Carter Woodson was an African American historian, author, and journalist. He was one of the first scholars to study Black History. Dr. Woodson, a Berea College graduate, is known as the Father of Black History because he helped initiate U.S. Black History Week, which is now U.S. Black History Month. He was founder and editor of the Journal of Negro History in 1916. He was a member of the first black fraternity Sigma Pi Phi and a member of Omega Psi Phi.
Woodson was born on Dec. 19, 1875, in New Canton, Va., and was the son of former slaves. As a young man, he moved to Kentucky to work in the coalmines, and was able to devote only a few months a year to school. In 1895, at age 20, he entered Douglass High School in Fayette County, Ky., where he earned his diploma in less than two years. From 1897 to 1900, he taught at the school, and in 1900, he became its principal. In 1903, he earned a bachelor’s degree in Literature with honors from Berea College, the first school in the South to admit students of every race and both genders on an equal basis. The school was founded in 1855 by abolitionist John Gregg Fee, a Kentucky slaveholder’s son. In 1908, Woodson went on to earn a master’s degree in European history from the University of Chicago and, in 1912, he earned a doctorate from Harvard University. He was the second African American, after W. E. Du Bois, to earn a doctorate in history from Harvard and the first person of enslaved parents to receive a Ph.D. in America.
He studied at the Sorbonne in Paris.

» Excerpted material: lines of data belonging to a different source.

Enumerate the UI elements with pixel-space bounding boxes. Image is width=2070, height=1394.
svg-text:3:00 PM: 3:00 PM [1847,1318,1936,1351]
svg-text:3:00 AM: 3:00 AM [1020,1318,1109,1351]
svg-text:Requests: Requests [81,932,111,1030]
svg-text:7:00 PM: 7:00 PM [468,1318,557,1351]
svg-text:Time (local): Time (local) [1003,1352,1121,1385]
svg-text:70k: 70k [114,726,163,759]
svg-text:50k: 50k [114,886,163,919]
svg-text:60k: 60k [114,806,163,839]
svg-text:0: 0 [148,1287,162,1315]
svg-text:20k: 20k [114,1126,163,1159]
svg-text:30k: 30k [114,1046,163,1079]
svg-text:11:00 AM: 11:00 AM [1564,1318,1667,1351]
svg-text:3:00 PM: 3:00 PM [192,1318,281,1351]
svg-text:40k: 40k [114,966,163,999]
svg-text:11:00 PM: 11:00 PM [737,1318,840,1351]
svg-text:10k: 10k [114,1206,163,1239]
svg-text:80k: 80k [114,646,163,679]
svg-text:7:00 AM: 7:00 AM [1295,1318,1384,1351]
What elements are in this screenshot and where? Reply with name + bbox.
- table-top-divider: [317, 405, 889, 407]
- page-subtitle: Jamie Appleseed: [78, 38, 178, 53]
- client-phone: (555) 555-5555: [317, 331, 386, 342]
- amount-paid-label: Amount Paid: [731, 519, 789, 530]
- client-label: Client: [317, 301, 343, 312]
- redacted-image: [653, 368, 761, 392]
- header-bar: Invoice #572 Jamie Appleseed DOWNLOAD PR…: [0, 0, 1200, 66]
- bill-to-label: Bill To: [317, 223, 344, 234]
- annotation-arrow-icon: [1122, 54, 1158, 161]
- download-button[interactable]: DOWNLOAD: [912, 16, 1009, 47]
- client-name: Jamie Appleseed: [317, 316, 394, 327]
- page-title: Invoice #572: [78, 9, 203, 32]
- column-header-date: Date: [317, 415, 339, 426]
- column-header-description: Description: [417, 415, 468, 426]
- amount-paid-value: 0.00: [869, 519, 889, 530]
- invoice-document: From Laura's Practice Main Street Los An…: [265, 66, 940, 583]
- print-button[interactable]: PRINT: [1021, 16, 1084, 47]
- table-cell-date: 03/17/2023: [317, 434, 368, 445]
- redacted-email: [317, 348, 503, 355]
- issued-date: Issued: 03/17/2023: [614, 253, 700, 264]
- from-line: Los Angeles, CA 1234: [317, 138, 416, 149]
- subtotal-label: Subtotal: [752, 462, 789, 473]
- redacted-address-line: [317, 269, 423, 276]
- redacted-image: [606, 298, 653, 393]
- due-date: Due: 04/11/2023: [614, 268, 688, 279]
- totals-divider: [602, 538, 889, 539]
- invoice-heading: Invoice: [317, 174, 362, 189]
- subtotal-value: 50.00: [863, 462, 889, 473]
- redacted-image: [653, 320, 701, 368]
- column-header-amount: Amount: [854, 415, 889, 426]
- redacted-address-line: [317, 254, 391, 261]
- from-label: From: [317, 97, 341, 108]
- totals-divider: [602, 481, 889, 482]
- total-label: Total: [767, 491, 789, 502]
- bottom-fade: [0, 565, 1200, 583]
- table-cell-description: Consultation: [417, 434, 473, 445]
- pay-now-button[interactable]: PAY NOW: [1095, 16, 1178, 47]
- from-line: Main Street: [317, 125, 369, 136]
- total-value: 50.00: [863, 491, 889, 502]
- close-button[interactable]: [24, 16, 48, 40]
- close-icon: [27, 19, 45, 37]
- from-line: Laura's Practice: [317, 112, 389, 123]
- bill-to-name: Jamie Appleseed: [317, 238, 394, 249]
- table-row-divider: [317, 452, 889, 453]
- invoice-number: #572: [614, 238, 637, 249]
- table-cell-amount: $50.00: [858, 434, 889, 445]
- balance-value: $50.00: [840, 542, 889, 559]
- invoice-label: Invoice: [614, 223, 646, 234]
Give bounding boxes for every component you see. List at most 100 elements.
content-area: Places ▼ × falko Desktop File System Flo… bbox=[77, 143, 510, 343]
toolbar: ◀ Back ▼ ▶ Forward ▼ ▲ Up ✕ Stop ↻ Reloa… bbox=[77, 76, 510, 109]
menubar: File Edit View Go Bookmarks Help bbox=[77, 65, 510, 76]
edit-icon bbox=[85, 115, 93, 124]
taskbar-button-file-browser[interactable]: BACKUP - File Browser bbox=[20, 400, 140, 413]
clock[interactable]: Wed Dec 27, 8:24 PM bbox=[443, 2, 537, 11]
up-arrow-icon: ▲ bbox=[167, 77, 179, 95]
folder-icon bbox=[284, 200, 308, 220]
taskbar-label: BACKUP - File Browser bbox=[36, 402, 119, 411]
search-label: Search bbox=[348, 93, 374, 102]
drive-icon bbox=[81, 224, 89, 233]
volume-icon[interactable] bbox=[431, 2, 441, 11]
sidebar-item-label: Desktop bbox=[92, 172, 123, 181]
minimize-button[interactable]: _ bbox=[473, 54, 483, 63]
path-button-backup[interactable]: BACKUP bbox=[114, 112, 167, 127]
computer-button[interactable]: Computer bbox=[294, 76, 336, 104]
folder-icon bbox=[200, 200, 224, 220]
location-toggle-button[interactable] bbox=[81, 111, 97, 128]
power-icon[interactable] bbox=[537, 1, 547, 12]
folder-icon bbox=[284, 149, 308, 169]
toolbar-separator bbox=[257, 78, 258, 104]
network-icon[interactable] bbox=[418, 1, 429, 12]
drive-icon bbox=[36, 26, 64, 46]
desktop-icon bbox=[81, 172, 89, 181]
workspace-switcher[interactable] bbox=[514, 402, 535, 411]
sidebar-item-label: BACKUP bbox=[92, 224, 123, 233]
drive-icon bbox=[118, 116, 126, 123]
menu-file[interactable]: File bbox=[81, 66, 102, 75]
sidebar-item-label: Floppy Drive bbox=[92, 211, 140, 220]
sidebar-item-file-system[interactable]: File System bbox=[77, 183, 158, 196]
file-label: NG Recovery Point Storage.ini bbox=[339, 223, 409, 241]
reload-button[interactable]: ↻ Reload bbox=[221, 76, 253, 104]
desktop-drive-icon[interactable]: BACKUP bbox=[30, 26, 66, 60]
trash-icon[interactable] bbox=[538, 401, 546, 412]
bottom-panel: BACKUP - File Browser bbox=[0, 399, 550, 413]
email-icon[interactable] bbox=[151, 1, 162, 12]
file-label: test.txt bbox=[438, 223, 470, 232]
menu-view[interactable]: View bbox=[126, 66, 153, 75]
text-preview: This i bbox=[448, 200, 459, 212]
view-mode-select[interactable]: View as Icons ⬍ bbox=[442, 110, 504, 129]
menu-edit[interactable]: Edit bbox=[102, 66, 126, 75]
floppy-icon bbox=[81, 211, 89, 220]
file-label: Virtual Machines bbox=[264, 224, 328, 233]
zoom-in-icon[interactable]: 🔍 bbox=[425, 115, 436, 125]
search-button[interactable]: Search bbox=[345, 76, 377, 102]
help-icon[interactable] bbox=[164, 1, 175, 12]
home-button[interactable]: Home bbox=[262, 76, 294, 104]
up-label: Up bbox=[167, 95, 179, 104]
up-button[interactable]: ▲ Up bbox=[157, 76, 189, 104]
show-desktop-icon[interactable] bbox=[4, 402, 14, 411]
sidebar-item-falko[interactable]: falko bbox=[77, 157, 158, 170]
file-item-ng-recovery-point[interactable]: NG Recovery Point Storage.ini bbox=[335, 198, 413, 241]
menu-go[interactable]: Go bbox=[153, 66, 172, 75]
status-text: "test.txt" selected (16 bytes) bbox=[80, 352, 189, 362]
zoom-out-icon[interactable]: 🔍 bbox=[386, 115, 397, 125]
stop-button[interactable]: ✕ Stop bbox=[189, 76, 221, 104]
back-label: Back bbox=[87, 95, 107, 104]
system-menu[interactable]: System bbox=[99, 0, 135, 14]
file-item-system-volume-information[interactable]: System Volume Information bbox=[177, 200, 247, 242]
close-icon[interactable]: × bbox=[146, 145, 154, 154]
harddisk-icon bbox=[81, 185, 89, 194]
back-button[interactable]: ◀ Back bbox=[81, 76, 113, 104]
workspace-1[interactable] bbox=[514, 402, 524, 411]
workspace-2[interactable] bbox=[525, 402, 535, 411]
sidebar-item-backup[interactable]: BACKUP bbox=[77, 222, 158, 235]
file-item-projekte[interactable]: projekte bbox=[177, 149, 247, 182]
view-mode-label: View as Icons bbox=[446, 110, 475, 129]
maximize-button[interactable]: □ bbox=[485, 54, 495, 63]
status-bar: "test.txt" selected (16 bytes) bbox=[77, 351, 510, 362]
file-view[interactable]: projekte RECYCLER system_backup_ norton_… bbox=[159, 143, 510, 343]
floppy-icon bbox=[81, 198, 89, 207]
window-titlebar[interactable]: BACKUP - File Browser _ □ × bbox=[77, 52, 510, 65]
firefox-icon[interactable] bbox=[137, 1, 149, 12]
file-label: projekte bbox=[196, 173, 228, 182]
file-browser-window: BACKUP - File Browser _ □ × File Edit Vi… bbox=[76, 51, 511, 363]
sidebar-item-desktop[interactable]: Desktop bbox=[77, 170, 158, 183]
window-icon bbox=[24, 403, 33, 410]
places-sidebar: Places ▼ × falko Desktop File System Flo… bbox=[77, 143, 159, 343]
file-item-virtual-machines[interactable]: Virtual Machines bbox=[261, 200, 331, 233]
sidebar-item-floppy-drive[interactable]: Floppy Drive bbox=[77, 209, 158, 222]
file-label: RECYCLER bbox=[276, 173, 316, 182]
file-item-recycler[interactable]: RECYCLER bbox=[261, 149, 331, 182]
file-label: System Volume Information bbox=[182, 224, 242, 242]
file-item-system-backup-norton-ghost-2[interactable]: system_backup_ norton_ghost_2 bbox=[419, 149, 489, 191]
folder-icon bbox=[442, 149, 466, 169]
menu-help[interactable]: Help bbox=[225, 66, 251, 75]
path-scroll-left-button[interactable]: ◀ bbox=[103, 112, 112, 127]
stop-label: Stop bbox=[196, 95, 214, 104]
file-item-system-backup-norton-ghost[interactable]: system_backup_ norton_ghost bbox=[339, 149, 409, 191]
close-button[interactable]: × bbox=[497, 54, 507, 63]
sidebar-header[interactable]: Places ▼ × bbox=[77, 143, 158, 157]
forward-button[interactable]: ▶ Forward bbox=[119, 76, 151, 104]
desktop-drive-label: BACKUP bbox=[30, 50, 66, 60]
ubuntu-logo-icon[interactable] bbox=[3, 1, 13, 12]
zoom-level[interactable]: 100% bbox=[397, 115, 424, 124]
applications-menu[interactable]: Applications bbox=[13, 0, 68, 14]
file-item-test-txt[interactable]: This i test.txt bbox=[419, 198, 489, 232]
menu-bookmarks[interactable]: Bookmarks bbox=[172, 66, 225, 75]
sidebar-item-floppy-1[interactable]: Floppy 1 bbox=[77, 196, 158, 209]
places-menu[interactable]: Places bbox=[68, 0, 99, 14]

He served as the dean of Howard University’s School of Liberal Arts (1919-20), and of the West Virginia State College West Virginia Collegiate Institute (1920-22). He founded and was president of Associated Publishers to produce books on black culture. He published many books and articles during his lifetime including the books, The Negro in History and The Mis-Education of the Negro. In 1984, he was commemorated on a U.S. postage stamp.
Woodson is most known for his association with Black History Month, which derived from Negro History Week, so named by his fraternity Omega Psi Phi. The group selected a week in February dedicated to celebrate the achievements of blacks. Through Woodson’s promotion of the celebration, its observance gained in popularity. In the 1960s, what was once a week of recognizing outstanding achievements of black Americans in science, literature, and the arts was expanded to a month. In 1976, it officially became “U.S. Black History Month.”
The Carter G. Woodson Institute for Afro-American and African American Studies at the University of Virginia was named in his honor. His hope was that widespread knowledge and the appreciation of history would help alleviate racial and economic discrimination. He dedicated his life to that cause.
The unique legacy of Kentucky’s imprint on Woodson’s life and the enduring importance Berea College places on Woodson is reflected in the form of its Carter G. Woodson Math and Science Institute, the Carter G. Woodson Professorship, and the Carter G. Woodson Student Service Award, which honors students for their commitment to academic excellence, service and interracial education. Dr. Woodson died in Washington, D. C., on April 3, 1950.
The Kentucky Commission on Human Rights is the state government agency that enforces the Kentucky Civil Rights Act and federal civil rights law. The commission will hold 50th anniversary events throughout 2010 in order to raise awareness of civil rights and equal opportunity in Kentucky.